To claim that Malta’s economy is “on the rebound” borders on the grotesque.

Discontent

Meanwhile, vital day-to-day business piles up, the administrative machine gets clogged up and citizens wallow in their grievances. Public discontent is inevitable. It can be contained some of the time, but it cannot be suppressed indefinitely.

A few examples are sufficient to illustrate what I mean.

1. An inconspicuous news item in the local press, arising from a Parliamentary question, highlighted the fact that no fewer than 1,319 firms and a further 5,274 self-employed persons did not comply with their social security contribution obligations last year. This raises the question as to whether a sizable segment of the business sector is extremely hard-pressed, or whether the bureaucracy is losing its grip of the social security network. The social security system has been up and running for years and ought to be running like clockwork. Obviously it is not

It transpired in Parliament that nine companies were prosecuted last year for having failed to pay contributions totalling Lm574,151.

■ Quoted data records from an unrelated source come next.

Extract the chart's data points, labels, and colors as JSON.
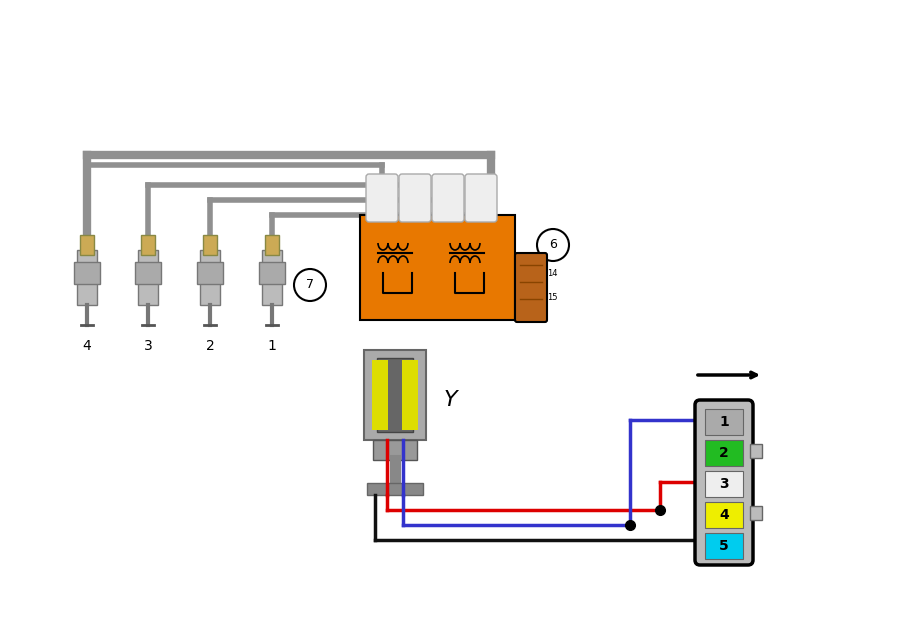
{
  "bg_color": "#ffffff",
  "wire_gray_color": "#909090",
  "wire_red_color": "#dd0000",
  "wire_blue_color": "#3333cc",
  "wire_black_color": "#111111",
  "coil_color": "#E87800",
  "coil_connector_color": "#B8631A",
  "plug_body_color": "#cccccc",
  "plug_tip_color": "#ccaa44",
  "sensor_gray": "#888888",
  "sensor_dark": "#555555",
  "sensor_yellow": "#dddd00",
  "conn5_bg": "#cccccc",
  "slot_colors": [
    "#aaaaaa",
    "#22bb22",
    "#eeeeee",
    "#eeee00",
    "#00ccee"
  ],
  "slot_labels": [
    "1",
    "2",
    "3",
    "4",
    "5"
  ]
}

Isn’t this a case calling for ministerial initiative with a view to tightening up fiscal discipline and, more so, for ministerial accountability as to why thousands have not pay their dues in full, and the dues surrendered by their own employees?

Crisis warning

2. Ministerial inertia in the health sector has become notorious. The Chamber of Commerce has only recently complained that “the government is failing in its duty to pay hospital suppliers within a commercially reasonable time, bypassing its own late payment legislation, and incurring increased bank interest costs and severe cash problems” for medicine-importing firms. Payments due run into millions.

This situation significantly affects the goodwill that overseas suppliers show towards their Maltese agents. In a broader sense, it is a blot on the commercial reputation of the Maltese government.

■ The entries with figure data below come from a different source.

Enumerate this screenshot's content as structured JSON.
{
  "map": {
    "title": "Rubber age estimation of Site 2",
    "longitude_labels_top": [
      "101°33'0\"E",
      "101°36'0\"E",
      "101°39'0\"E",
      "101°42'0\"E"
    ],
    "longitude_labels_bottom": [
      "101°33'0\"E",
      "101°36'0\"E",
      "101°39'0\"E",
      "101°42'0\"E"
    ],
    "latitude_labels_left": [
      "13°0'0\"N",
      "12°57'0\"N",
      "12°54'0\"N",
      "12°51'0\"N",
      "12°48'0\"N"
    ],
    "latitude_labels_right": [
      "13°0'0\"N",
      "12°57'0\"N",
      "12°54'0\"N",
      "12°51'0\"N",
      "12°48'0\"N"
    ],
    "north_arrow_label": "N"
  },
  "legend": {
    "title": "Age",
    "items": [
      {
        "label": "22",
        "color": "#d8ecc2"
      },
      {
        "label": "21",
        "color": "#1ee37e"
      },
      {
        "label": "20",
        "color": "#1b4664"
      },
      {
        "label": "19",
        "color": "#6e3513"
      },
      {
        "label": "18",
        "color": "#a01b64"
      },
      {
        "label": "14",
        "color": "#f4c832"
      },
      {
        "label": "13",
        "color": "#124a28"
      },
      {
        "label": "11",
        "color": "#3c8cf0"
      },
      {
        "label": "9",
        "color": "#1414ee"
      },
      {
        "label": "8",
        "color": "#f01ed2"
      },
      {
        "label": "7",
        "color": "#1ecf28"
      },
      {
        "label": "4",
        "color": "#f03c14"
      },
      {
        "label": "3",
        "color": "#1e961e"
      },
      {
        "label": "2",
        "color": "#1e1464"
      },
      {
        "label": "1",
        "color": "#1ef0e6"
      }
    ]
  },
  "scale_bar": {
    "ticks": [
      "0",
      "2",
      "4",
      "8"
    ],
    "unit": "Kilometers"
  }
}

Yet, the government has money to spend (for example) on the senseless purchase of Dar Malta in Brussels, which it hasn’t been able to put to full use for more than a year, while it allowed this problem to fester

The Chamber of Commerce has highlighted a far bigger issue of public concern relating to the health sector. In fact it has warned that “Malta is facing a serious medical crisis by the end of this year if nothing is done to curb regulation expenses”.

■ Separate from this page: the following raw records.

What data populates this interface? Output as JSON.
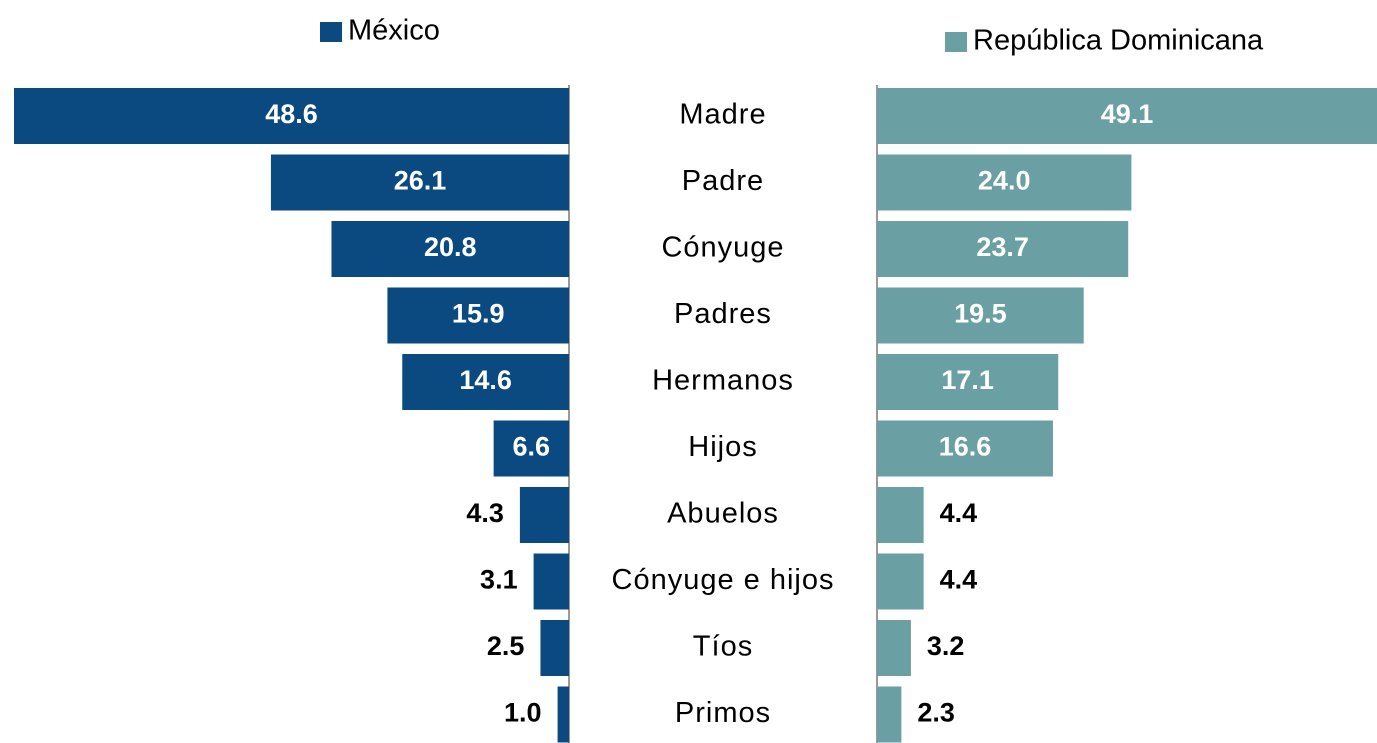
{
  "chart_data": {
    "type": "butterfly-bar",
    "categories": [
      "Madre",
      "Padre",
      "Cónyuge",
      "Padres",
      "Hermanos",
      "Hijos",
      "Abuelos",
      "Cónyuge e hijos",
      "Tíos",
      "Primos"
    ],
    "series": [
      {
        "name": "México",
        "color": "#0b4a80",
        "values": [
          48.6,
          26.1,
          20.8,
          15.9,
          14.6,
          6.6,
          4.3,
          3.1,
          2.5,
          1.0
        ],
        "value_labels": [
          "48.6",
          "26.1",
          "20.8",
          "15.9",
          "14.6",
          "6.6",
          "4.3",
          "3.1",
          "2.5",
          "1.0"
        ]
      },
      {
        "name": "República Dominicana",
        "color": "#6a9fa3",
        "values": [
          49.1,
          24.0,
          23.7,
          19.5,
          17.1,
          16.6,
          4.4,
          4.4,
          3.2,
          2.3
        ],
        "value_labels": [
          "49.1",
          "24.0",
          "23.7",
          "19.5",
          "17.1",
          "16.6",
          "4.4",
          "4.4",
          "3.2",
          "2.3"
        ]
      }
    ]
  }
}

Due to high costs arising from EU directives on drug registration, medicine suppliers overseas have withdrawn products from the Maltese market “to the extent that medicines available here have been reduced by about 7,000 items.” The chamber has warned that Malta might end up with far fewer than 2,000 medicinal items available to the public by 1 January 2007, when new regulations come into force. A factor that increases costs is the requirement to have all medicines certified by the Maltese Medical Authority, duplicating the expensive work performed by similar EU regulatory authorities. Another cost factor is the requirement to translate all information leaflets into the Maltese language

Here is a case when vigorous ministerial intervention at EU level was called for from the word go. The consequences of inertia are too ugly to behold. Yet public opinion has nothing to go by except the complaints on behalf of the importers. The least that one would have expected is for the government to keep Parliament and the general public au courant with the state of play, and the government’s initiatives, if any, to head off a crisis.

Foot-dragging

3. Regulatory bodies like the Malta Resources Authority and the Office for Fair Competition have only recently been in the news – the first for its unexplainable delay to carry out an independent audit of the way fuel-hedging arrangements were being conducted, and the second over its seeming insensitivity when there was a public outcry over the blocking of sport content on Italian TV cannels by a cable TV company.

These and similar burning issues affect the tax-paying citizen. Regulatory bodies are meant to be watchdogs of the public interest. If they dodge national issues or drag their feet in deference to the interests of the big battalions, it is the responsibility of ministers to pounce upon them like a ton of bricks. If and when they don’t, the electorate speculates in search of satisfactory answers.

The answer is more often than not attributable to inertia, or incompetence, or worse.